Divine Mercy is Even for Your Enemy
- David Campbell
- Jul 12
- 3 min read
13 July 2025 Luke 10:25-37
“And who is my neighbor?” Luke 10:29
The Bible is loaded with stories about forbidden contact. It is a major theme, especially in the Old Testament. Forbidden contact stories fall roughly into two groups.
One is contact forbidden because it involves people in idolatry and other forms of mortal sin. This would include stories like eating the fruit of the tree of the knowledge of good and evil (Genesis 2:17), the Golden Calf (Exodus 32), stories forbidding child sacrifice (The Valley of Hinnom, or “Gehenna,” is a synonym for hell in the New Testament because of its association with child sacrifice), and the many stories condemning Israelite kings for hobnobbing with foreign gods like Baal, Ashtart, Moloch and others. These things are forbidden to believers still.
The other group is contact forbidden because of various human conventions. In this group would be all the references to food that is clean and unclean, all the events and behaviors that make people ritually unclean, and contact with people who were idolaters, sinners or enemies. Although these things might have been allowable and useful in certain times and places, pretty much all of the rules forbidding contact in these stories were eventually rejected in the New Testament because they interfered with the mercy of God. The Scribes and Pharisees were scandalized when Jesus socialized with tax collectors and prostitutes, and healed on the Sabbath, and Jesus rebuked them for not understanding that God demands mercy, not mere rule-following. The teaching of the Bible is medicine, not a barrier or a fortress, and medicine requires contact with sick people.
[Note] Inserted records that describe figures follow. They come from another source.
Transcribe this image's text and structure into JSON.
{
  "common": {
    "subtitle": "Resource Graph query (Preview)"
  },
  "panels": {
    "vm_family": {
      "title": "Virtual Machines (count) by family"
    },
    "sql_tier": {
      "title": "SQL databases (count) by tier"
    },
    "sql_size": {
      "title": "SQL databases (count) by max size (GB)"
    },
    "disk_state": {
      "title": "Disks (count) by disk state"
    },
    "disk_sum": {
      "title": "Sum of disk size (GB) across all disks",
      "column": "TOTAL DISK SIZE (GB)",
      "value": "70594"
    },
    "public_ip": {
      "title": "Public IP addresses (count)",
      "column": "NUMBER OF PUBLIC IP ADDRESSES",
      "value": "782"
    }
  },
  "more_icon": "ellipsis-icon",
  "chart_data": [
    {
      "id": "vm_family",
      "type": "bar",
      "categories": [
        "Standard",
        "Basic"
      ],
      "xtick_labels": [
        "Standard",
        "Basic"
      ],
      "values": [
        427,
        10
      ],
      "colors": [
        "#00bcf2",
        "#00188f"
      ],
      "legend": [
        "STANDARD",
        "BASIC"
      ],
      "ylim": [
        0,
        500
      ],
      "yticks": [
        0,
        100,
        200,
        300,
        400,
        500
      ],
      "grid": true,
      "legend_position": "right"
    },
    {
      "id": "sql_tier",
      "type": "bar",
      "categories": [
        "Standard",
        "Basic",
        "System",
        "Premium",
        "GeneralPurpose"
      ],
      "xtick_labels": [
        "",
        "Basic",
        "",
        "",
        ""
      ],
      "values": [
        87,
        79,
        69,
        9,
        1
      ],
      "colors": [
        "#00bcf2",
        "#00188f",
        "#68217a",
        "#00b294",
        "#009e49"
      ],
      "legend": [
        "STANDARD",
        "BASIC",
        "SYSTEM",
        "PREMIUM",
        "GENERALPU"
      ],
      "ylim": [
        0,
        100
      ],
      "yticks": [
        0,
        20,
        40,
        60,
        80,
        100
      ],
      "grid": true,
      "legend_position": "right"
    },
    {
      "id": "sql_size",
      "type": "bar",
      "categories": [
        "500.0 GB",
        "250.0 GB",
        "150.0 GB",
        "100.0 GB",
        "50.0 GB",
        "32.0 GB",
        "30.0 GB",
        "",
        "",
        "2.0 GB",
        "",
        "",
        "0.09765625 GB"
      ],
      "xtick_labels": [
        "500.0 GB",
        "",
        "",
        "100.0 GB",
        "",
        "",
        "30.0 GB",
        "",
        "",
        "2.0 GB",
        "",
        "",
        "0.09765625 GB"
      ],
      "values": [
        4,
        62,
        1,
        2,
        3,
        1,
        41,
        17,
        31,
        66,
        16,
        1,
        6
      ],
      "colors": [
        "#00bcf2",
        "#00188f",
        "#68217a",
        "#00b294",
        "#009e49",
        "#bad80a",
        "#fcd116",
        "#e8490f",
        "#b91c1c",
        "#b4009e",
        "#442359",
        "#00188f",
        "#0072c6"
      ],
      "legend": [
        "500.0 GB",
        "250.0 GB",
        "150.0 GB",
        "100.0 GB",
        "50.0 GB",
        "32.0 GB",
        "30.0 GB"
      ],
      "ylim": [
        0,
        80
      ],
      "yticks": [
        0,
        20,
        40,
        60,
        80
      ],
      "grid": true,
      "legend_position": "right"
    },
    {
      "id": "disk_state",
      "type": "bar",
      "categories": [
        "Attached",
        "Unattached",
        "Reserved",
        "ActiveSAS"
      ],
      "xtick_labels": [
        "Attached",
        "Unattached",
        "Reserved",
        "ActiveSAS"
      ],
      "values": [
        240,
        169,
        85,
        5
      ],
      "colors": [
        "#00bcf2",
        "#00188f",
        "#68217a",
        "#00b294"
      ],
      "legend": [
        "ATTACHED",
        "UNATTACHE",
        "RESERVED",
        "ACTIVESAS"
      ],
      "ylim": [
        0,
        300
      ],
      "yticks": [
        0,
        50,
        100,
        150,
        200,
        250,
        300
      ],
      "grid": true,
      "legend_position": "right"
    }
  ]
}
The Parable of the Good Samaritan falls into this second group. The rift between the Jews and the Samaritans is one of the most tragic in the Bible. The Assyrians conquered the northern kingdom of Israel in 722 B.C., deporting all the potential leaders of Israel, and replacing them with people forcibly removed from Syria and Mesopotamia. The newcomers were converted to Judaism, and lived as Jews thereafter. Meanwhile in 586 B.C. the Babylonians conquered the southern kingdom of Judah, deporting all of its leaders to Babylon. When Cyrus the Great allowed the Babylonian captives to return, the Samaritans, who by that time had been Jews for almost 200 years, welcomed them, and offered to help them rebuild Jerusalem. The returning exiles spurned this offer, regarding the Samaritans as half-breeds and only pretend Jews. This led to generations of hostility which continued into Jesus’ time and beyond. In fact, the Samaritans and Jews never reconciled. What remains of the Samaritans today (about 800 people) are regarded under Israeli law as a separate religious group.
Jesus had no patience with rules that interfered with divine mercy, nor with preferring the maintenance of feuds to reconciliation. He told the Parable of the Good Samaritan to a “scholar of the law” who would no doubt have been shocked that the hero of the story was a despised Samaritan. The nature of divine mercy is so radical, however, that your neighbor is precisely the person who is in need of mercy, even if that person is your sworn enemy.
Of course, regarding someone who is your sworn enemy, someone who may have gone out of his or her way to harm you, as your neighbor requires spiritual maturity of a pretty high degree. It is useful therefore to remember that the Parable of the Good Samaritan began as a Bible Study between Jesus and a scholar of the law. To acquire the discernment necessary to recognize the difference between contact forbidden because it involves idolatry and mortal sin, and forbidden contact that has worn out its usefulness and now interferes with divine mercy requires a great many hours of reading, thinking, talking and praying over the Bible. It is one of the things Jesus meant when he said, “Do this, and you will live” (Matthew 10:28).